Так же и с Филиппой Лэндора, на которую суровое обращение и принудительные меры просто не действуют:
“Rudeness can neither move nor discompose her:
A word, a look, of kindness, instantly
Opens her heart and brings her cheek upon you.”
И так же, как с мужчинами и женщинами, так и с народами, которые состоят из мужчин и женщин. И все же, хотя, как выражается автор «Богатства народов», управление и убеждение всегда являются самыми легкими и безопасными инструментами правления, а сила и насилие — худшими и самыми опасными; такова, по-видимому, естественная дерзость человека, что он почти всегда пренебрегает использованием хорошего инструмента, кроме тех случаев, когда он не может или не смеет использовать плохой. Не то чтобы нации не имели различий в характере, а значит, и в восприимчивости к различным способам правления. Гиббон как бы извиняется за полное разрушение Диоклетианом тех гордых городов, Бусириса и Коптоса, и за его суровое обращение с Египтом в целом, замечанием, что характер египетской нации, нечувствительной к доброте, но чрезвычайно восприимчивой к страху, мог оправдать эту чрезмерную строгость.
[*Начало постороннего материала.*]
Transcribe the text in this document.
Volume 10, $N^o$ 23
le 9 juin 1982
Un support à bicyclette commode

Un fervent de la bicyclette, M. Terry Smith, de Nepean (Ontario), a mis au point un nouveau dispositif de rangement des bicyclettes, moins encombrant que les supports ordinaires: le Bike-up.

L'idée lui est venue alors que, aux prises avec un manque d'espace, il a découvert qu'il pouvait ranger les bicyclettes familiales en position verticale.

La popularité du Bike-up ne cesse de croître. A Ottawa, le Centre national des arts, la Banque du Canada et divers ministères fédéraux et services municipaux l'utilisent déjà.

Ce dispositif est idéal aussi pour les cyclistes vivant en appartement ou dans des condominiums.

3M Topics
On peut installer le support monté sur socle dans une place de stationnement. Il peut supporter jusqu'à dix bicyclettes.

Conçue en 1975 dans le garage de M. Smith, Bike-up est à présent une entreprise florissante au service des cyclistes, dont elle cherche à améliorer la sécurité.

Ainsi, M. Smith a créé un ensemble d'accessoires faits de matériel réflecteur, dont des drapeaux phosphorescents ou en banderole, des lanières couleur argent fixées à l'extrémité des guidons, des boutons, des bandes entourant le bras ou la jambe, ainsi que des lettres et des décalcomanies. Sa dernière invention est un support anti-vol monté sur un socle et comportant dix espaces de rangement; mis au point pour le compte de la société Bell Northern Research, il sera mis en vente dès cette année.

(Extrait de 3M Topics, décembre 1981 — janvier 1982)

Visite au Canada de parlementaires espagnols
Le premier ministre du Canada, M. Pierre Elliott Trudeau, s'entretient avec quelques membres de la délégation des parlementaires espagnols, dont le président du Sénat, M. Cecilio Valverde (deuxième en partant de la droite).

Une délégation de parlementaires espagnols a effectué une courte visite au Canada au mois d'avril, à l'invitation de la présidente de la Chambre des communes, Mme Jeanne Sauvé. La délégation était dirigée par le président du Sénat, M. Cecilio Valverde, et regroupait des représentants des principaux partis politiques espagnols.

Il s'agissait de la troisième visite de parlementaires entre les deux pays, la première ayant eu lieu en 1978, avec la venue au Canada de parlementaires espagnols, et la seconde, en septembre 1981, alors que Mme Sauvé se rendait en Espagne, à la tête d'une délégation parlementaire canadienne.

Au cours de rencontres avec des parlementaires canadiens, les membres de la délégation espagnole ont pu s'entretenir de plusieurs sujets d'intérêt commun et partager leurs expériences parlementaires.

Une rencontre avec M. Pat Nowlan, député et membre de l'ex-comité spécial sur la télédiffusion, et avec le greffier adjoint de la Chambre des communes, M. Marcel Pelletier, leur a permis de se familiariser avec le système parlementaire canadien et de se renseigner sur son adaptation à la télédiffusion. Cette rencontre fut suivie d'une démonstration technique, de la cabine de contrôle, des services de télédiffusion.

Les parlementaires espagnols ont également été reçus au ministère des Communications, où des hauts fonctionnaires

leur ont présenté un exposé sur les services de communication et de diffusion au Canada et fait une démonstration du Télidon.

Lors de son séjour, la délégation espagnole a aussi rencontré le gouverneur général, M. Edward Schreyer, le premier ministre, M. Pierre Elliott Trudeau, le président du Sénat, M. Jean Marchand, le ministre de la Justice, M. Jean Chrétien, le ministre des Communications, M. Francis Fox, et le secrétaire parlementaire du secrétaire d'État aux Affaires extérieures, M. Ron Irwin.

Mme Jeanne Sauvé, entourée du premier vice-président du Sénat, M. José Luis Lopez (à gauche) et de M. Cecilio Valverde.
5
Тон здесь такой же, как у придворного Криспа к Фоке в «Ираклии» Корнеля:
“Il faut agir de force avec de tels esprits ...
La violence est juste où la douceur est vaine.”
И Кок утверждает, что если лучшие те, кого ведет любовь, то больше тех, кого сдерживает страх: Si meliores sunt quos ducit amor, plures sunt quos corrigit timor. Басня Лафонтена о рыбах и пастухе, играющем на флейте, намекает на полную тщетность траты сладких звуков на уши, которые не могут быть так пойманы. Есть люди, сентенциозно говорит д-р Темпест в «Последней хронике Барсета», которые глухи, как аспиды, к вежливости, но которые принуждаются к послушанию немедленно дурным обращением.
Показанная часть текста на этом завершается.